Я горд тем, что я с ними, что я их вижу, чувствую, понимаю и что я сам многое выстрадал вместе с ними. Здесь, в тюрьме, часто бывает тяжело, по временам даже страшно… И, тем не менее, если бы мне предстояло начать жизнь сызнова, я начал бы так, как начал. И не по долгу, не по обязанности. Это для меня – органическая необходимость.

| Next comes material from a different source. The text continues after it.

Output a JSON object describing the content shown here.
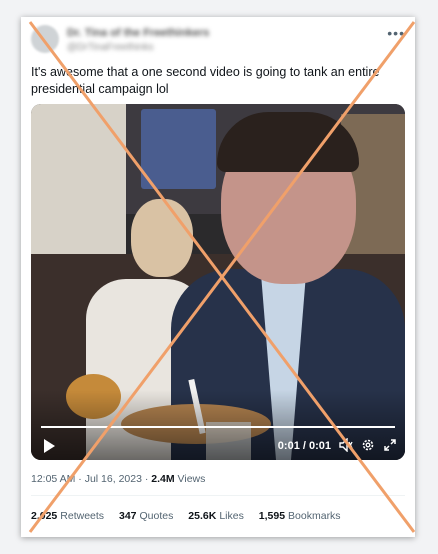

Тюрьма сделала только то, что наше дело стало для меня чем-то ощутимым, реальным, как для матери ребенок, вскормленный ее плотью и кровью. Тюрьма лишила меня очень многого: не только обычных условий жизни, без которых человек становится самым несчастным из несчастных, но и самой способности пользоваться этими условиями, лишила способности к плодотворному умственному труду… Столько лет тюрьмы, в большинстве случаев в одиночном заключении, не могли пройти бесследно. Но когда я в своем сознании, в своей душе взвешиваю, что тюрьма у меня отняла и что она мне дала, – то хотя я и не могу сказать, что объективно перевесило бы в глазах постороннего наблюдателя, но я не проклинаю ни своей судьбы, ни многих лет тюрьмы, так как знаю, что это нужно для того, чтобы разрушить другую огромную тюрьму, которая находится за стенами этого ужасного павильона. Это не праздное умствование, не холодный расчет, а результат непреодолимого стремления к свободе, к полной жизни. Там теперь товарищи и друзья пьют за наше здоровье, а я здесь один в камере думаю о них: пусть живут, пусть куют оружие и будут достойны того дела, за которое ведется борьба.
18 февраля
На месте казни установлены постоянные, а не временные виселицы.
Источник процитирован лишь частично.